Plot hline at mean with geom_bar and stat=“identit

2019-07-25 11:23发布

问题:

I have a barplot where the exact bar heights are in the dataframe.

df <- data.frame(x=LETTERS[1:6], y=c(1:6, 1:6 + 1), g=rep(x = c("a", "b"), each=6))

ggplot(df, aes(x=x, y=y, fill=g, group=g)) + 
  geom_bar(stat="identity", position="dodge")

Now I want to add two hlines displaying the mean of all bars per group. All I get with

ggplot(df, aes(x=x, y=y, fill=g, group=g)) + 
  geom_bar(stat="identity", position="dodge") +
  stat_summary(fun.y=mean, aes(yintercept=..y.., group=g), geom="hline")

is

As I want to do this for a arbitrary number of groups as well, I would appreciate a solution with ggplot only.

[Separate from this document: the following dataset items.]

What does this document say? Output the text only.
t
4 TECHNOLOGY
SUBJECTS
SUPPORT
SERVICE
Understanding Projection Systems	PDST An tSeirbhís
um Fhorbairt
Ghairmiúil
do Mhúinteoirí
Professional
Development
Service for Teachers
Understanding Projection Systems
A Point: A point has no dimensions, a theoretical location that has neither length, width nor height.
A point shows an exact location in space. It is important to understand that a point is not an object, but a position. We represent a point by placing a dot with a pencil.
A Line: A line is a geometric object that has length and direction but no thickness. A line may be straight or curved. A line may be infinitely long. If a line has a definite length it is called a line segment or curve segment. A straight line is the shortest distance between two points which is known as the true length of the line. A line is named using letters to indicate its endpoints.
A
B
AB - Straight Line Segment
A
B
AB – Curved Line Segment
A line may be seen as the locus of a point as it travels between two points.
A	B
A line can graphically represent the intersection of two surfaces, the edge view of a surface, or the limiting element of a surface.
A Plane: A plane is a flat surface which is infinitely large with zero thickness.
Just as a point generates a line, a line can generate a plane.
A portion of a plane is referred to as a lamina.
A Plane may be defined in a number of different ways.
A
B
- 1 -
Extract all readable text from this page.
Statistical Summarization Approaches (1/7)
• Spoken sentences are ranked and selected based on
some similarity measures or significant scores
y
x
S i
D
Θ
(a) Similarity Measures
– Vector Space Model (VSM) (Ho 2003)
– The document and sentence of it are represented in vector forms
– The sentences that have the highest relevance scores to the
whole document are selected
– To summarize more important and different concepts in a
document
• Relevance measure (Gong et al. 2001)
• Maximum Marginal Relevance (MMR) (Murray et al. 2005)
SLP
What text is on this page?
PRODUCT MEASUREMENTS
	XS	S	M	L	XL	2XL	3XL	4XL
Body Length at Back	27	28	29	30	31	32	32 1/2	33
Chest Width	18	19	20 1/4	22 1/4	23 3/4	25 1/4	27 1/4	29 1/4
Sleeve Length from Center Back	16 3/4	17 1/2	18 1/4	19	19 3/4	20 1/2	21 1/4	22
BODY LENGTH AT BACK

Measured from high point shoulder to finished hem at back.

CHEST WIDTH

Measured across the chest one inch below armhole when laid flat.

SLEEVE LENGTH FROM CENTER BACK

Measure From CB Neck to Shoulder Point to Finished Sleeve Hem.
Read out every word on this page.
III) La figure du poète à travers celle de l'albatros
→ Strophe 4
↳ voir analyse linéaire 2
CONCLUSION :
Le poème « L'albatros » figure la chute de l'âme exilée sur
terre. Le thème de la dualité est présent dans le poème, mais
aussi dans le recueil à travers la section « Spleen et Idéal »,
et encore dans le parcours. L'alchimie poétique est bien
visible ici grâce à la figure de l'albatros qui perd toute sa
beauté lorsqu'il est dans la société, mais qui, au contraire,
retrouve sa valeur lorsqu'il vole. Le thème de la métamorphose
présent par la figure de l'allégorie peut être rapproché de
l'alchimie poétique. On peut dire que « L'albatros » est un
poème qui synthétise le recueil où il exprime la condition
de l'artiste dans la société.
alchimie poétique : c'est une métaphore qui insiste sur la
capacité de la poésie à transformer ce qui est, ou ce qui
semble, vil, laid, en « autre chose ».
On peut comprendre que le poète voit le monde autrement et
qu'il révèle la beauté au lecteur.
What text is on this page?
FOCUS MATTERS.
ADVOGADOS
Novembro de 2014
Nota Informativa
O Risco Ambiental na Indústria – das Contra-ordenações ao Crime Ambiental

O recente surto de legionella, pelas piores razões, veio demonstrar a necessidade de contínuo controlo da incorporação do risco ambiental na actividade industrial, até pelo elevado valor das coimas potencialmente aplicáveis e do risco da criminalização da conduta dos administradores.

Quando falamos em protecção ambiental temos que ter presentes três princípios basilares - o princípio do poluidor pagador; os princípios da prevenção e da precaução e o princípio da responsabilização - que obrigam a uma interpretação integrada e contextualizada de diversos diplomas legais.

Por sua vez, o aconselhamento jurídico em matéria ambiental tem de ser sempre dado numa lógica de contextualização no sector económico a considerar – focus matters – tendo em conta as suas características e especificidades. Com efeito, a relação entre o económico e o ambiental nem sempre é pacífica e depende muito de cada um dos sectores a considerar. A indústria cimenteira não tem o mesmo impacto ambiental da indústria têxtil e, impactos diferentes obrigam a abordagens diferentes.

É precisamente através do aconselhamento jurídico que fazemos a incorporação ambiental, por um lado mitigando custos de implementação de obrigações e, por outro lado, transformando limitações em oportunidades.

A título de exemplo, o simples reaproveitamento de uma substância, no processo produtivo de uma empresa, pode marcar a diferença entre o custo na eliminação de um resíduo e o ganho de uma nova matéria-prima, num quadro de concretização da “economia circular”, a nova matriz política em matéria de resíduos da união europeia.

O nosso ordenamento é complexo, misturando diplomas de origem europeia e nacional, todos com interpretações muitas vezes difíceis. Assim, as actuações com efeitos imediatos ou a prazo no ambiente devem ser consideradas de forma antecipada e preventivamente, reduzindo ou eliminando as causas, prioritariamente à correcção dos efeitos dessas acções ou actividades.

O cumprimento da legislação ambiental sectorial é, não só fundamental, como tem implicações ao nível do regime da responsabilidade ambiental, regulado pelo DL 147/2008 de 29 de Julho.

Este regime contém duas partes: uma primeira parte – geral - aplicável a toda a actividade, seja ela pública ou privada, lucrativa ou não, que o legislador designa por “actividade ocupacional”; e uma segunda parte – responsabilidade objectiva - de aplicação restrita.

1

I want to avoid a solution like this, because it does not rely purely on the dataset passed to ggplot, has redundant code and is not flexible in the number of groups:

ggplot(df, aes(x=x, y=y, fill=g, group=g)) + 
  geom_bar(stat="identity", position="dodge") +
  geom_hline(yintercept=mean(df$y[df$g=="a"]), col="red") +
  geom_hline(yintercept=mean(df$y[df$g=="b"]), col="green")

Thanks in advance!

Edits:

  • added dataset
  • comment on resulting code
  • changed the data and plots to clarify the question

回答1:

If I understand your question correctly, your first approach is almost there:

ggplot(df, aes(x = x, y = y, fill = g, group = g)) + 
  geom_col(position="dodge") + # geom_col is equivalent to geom_bar(stat = "identity")
  stat_summary(fun.y = mean, aes(x = 1, yintercept = ..y.., group = g), geom = "hline")

According to the help file for stat_summary:

stat_summary operates on unique x; ...

In this case, stat_summary has inherited the top level aesthetic mappings of x = x and group = g by default, so it would calculate the mean y value at each x for each value of g, resulting in a lot of horizontal lines. Adding x = 1 to stat_summary's mapping overrides x = x (while retaining group = g), so we get a single mean y value for each value of g instead.